LABEL org.opencontainers.image.description="Web-Based Alternative to GoldenDict"
LABEL org.opencontainers.image.version="${VERSION}"
LABEL org.opencontainers.image.authors="Yi Xing <blandilyte@gmail.com>"
LABEL org.opencontainers.image.url="https://crissium.github.io/SilverDict"
LABEL org.opencontainers.image.source="https://github.com/Crissium/SilverDict"
LABEL org.opencontainers.image.licenses="GPL-3.0-or-later"

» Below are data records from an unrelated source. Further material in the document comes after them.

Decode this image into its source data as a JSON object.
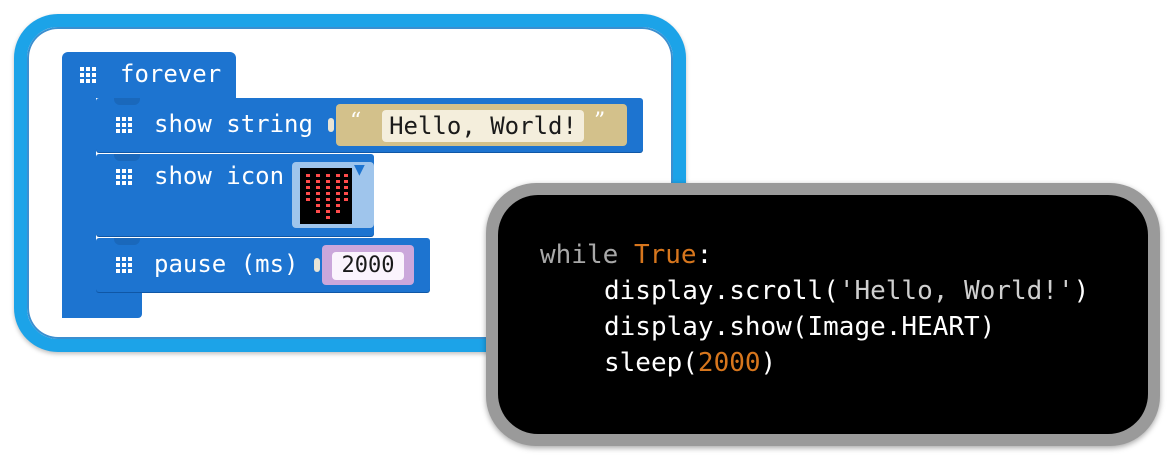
{
  "blocks": {
    "forever_label": "forever",
    "show_string_label": "show string",
    "string_value": "Hello, World!",
    "open_quote": "“",
    "close_quote": "”",
    "show_icon_label": "show icon",
    "icon_dropdown": "▼",
    "pause_label": "pause (ms)",
    "pause_value": "2000",
    "colors": {
      "block": "#1d74d0",
      "string_slot": "#d3c18b",
      "number_slot": "#cba7db",
      "icon_slot": "#9fc5ec",
      "panel_border": "#1ca3e8"
    }
  },
  "code": {
    "line1_kw": "while",
    "line1_const": "True",
    "line1_rest": ":",
    "line2": "display.scroll(",
    "line2_str": "'Hello, World!'",
    "line2_end": ")",
    "line3": "display.show(Image.HEART)",
    "line4_a": "sleep(",
    "line4_num": "2000",
    "line4_b": ")",
    "colors": {
      "keyword": "#a8a8a8",
      "constant": "#d7761d",
      "text": "#ffffff",
      "background": "#000000"
    }
  }
}
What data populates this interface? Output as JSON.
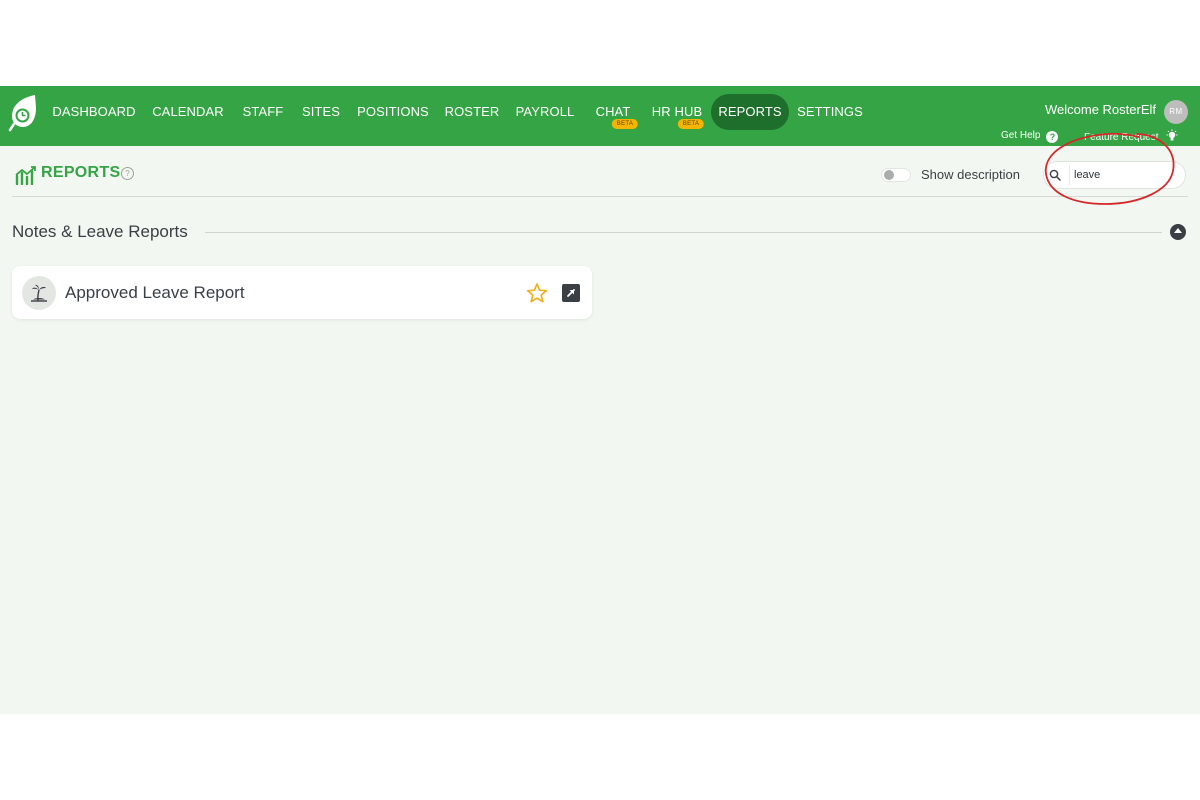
{
  "nav": {
    "items": [
      {
        "label": "DASHBOARD"
      },
      {
        "label": "CALENDAR"
      },
      {
        "label": "STAFF"
      },
      {
        "label": "SITES"
      },
      {
        "label": "POSITIONS"
      },
      {
        "label": "ROSTER"
      },
      {
        "label": "PAYROLL"
      },
      {
        "label": "CHAT",
        "badge": "BETA"
      },
      {
        "label": "HR HUB",
        "badge": "BETA"
      },
      {
        "label": "REPORTS",
        "active": true
      },
      {
        "label": "SETTINGS"
      }
    ]
  },
  "user": {
    "welcome": "Welcome RosterElf",
    "initials": "RM"
  },
  "links": {
    "help": "Get Help",
    "feature": "Feature Request"
  },
  "page": {
    "title": "REPORTS",
    "toggle_label": "Show description",
    "search_value": "leave"
  },
  "section": {
    "title": "Notes & Leave Reports"
  },
  "reports": [
    {
      "title": "Approved Leave Report"
    }
  ],
  "colors": {
    "brand": "#34a444",
    "nav_active": "#1e6f2b",
    "beta_badge": "#f4b400",
    "background": "#f2f7f1",
    "star": "#f2b01e",
    "annotation": "#d62828"
  }
}
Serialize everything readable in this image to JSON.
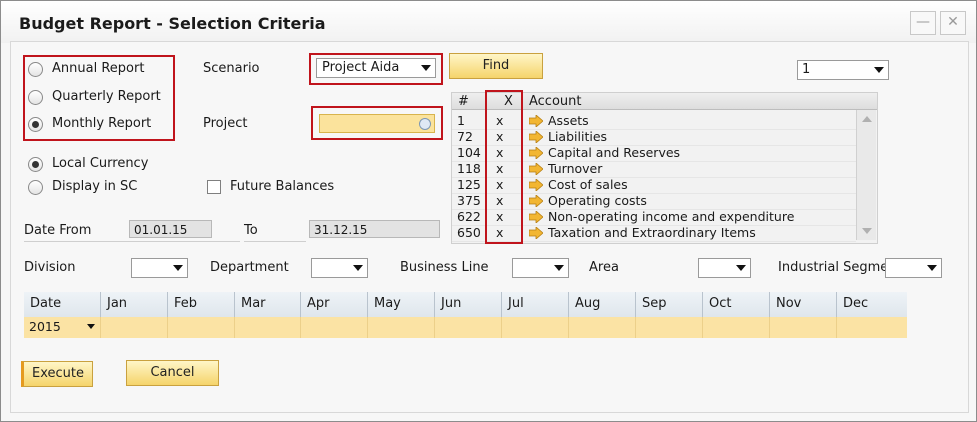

WORKDIR /silverdict/server

# RUN adduser -D silverdict

# COPY --chown=silverdict:silverdict ./server/requirements.txt /silverdict/server/requirements.txt
COPY ./server/requirements.txt /silverdict/server/requirements.txt

# Install dependencies
RUN apk update && \
  apk add --no-cache python3 lzo py3-yaml py3-xxhash py3-flask py3-flask-cors py3-waitress py3-requests ${ENABLE_FULL_TEXT_SEARCH:+xapian-bindings-python3 py3-lxml} ${ENABLE_MORPHOLOGY_ANALYSIS:+libhunspell} && \
  apk add --no-cache --virtual .build-deps python3-dev py3-pip gcc g++ lzo-dev ${ENABLE_MORPHOLOGY_ANALYSIS:+hunspell-dev} ${ENABLE_CHINESE_CONVERSION:+make cmake doxygen} && \
  python3 -m venv $VIRTUAL_ENV --system-site-packages && \
  pip install --no-cache-dir -r requirements.txt && \
  if [ "x$ENABLE_MORPHOLOGY_ANALYSIS" = "xtrue" ]; then \
    ln -s /usr/include/hunspell/* /usr/include/ && \
    ln -s /usr/lib/libhunspell-*.so /usr/lib/libhunspell.so && \
    pip install hunspell; \
  fi && \
  if [ "x$ENABLE_CHINESE_CONVERSION" = "xtrue" ]; then \
    wget https://github.com/BYVoid/OpenCC/archive/refs/tags/ver.1.1.7.tar.gz && \
    tar xzf ver.1.1.7.tar.gz && \
    cd OpenCC-ver.1.1.7 && \
    pip install wheel && \
    make python-build && \
    make python-install && \
    pip uninstall -y wheel && \
    cd .. && \
    rm -rf OpenCC-ver.1.1.7 ver.1.1.7.tar.gz; \
  fi && \
  apk del .build-deps

# Copy server and built frontend from the frontend-builder stage
# COPY --chown=silverdict:silverdict ./server /silverdict/server
COPY ./server /silverdict/server
# COPY --from=frontend-builder --chown=silverdict:silverdict /silverdict/client/build /silverdict/server/build
COPY --from=frontend-builder /silverdict/client/build /silverdict/server/build

# Switch to non-root user
# USER silverdict

# Expose the required port
EXPOSE "${PORT}/tcp"

# Entry point for the application
ENTRYPOINT python server.py "${HOST}:${PORT}"

version: '3.8'
services:
  silverdict:
    build: 
      context: .
      dockerfile: Dockerfile
      args:
        ENABLE_FULL_TEXT_SEARCH: 'true'
        ENABLE_MORPHOLOGY_ANALYSIS: 'true'
        ENABLE_CHINESE_CONVERSION: 'true'
    volumes:
      - /home/ellis/Workspace/SilverDict/Docker/NewRoot/data/:/root/.silverdict/
      - /home/ellis/Workspace/SilverDict/Docker/NewRoot/cacge/:/root/.cache/SilverDict/ # Optional mounting of cache
    restart: unless-stopped
    ports:
      - 2628:2628

Could you please review before I commit the changes? @simonmysun

[simonmysun]

LGTM. You can remove the unnecessary comments and also mask you personal information (e.g /home/ellis/)

[Crissium]

LGTM. You can remove the unnecessary comments and also mask you personal information (e.g /home/ellis/)

Thanks! I'll just leave the Docker compose file as is then.